For a study published in today's Journal of the American Medical Association, a group of researchers in Massachusetts and California looked at the brains of 31 infants in San Diego who died of SIDS and 10 who died of other causes. They focused on the medulla, an area in the brain stem that controls involuntary actions like breathing, blood pressure, and heart rate that has been the focus of much SIDS research. They found that the SIDS babies were far more likely to have abnormal neurons and abnormal serotonin receptors in the medulla than non-SIDS babies. The abnormalities were more extensive than those found in earlier studies. What's more, the SIDS baby boys in the study had fewer neurotransmitter receptors than the SIDS girls, which may help explain why boys are twice as likely to die of SIDS than girls.

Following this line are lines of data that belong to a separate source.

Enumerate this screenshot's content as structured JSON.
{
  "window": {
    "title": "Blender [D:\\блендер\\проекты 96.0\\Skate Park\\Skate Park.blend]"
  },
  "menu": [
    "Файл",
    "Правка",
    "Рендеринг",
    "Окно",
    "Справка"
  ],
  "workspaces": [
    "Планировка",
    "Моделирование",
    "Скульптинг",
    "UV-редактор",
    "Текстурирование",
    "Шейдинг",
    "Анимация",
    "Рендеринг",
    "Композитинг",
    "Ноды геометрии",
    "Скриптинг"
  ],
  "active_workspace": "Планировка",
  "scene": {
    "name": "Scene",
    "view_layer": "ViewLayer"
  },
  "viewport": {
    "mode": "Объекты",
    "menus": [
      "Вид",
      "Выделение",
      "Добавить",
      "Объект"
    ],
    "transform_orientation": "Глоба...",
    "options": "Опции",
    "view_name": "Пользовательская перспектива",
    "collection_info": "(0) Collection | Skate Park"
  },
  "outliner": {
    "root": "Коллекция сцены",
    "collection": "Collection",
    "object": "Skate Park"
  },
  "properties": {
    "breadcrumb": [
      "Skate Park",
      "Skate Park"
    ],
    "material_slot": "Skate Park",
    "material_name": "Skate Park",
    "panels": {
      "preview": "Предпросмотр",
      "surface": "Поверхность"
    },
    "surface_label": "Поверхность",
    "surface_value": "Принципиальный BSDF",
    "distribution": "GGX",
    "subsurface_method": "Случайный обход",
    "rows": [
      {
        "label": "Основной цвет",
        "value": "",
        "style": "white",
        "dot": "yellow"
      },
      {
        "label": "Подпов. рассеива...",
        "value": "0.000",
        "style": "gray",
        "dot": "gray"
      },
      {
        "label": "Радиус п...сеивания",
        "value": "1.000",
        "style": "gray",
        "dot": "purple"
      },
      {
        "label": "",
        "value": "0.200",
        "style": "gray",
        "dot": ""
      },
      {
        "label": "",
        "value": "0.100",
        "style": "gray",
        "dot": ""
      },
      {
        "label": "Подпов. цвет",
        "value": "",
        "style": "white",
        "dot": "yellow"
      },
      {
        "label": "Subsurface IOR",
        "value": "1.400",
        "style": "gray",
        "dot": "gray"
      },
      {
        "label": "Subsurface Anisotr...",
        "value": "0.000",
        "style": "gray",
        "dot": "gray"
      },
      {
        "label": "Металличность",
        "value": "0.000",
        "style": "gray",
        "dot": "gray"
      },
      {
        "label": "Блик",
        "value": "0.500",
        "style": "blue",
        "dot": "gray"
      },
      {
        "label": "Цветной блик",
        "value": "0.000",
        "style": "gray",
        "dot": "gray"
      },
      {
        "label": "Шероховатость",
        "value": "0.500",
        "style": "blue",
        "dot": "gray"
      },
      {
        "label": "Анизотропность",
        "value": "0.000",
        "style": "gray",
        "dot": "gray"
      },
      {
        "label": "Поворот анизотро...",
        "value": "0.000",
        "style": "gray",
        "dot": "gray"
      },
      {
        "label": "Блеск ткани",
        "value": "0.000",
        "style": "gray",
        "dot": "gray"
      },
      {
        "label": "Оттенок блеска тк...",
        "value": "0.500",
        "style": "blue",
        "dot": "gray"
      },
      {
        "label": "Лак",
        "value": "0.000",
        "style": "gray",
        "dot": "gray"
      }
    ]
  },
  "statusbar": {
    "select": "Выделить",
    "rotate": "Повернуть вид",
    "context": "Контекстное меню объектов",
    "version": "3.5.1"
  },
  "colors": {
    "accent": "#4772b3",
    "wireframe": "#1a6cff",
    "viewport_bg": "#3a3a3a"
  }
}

No one knows what causes the abnormalities in SIDS-prone babies. Hannah Kinney, an associate professor of neuropathology at Children's Hospital Boston and co-author of the JAMA study, thinks the abnormalities develop in utero. Other researchers disagree, and are looking for birth stresses or environmental factors in early life that could account for the problem. Kinney thinks that in the end, developmental problems like she has found as well as genetic and environmental influences will be involved. And although more than half the SIDS babies in the JAMA study had brain-stem abnormalities, 48 percent did not. Researchers say SIDS will almost certainly end up being a collection of syndromes, with some caused by brain dysfunction and others by heart arrythmias or other as-yet-unrecognized problems.
Kinney, who has been trying to solve the SIDS mystery since the early 1980s, says that her group's findings reinforce the American Academy of Pediatrics' 14-year-old "Back to Sleep" program. It aims to reduce the risk of SIDS by telling parents and caregivers to put infants to sleep face up, and to keep soft bedding like quilts and pillows out of the baby's crib. A child without the brain abnormalities would have no problem sleeping face down, but a SIDS-prone child might.
"We feel that this kind of biological data gives an explanation to the 'Back to Sleep' messages, which might seem a little crazy at first blush," Kinney says. "Why would putting a baby on its back save a life?" If that baby has a defect in its brain arousal system, it might asphyxiate if laid face down. "A normal baby would sense the low oxygen and turn its head and wake up."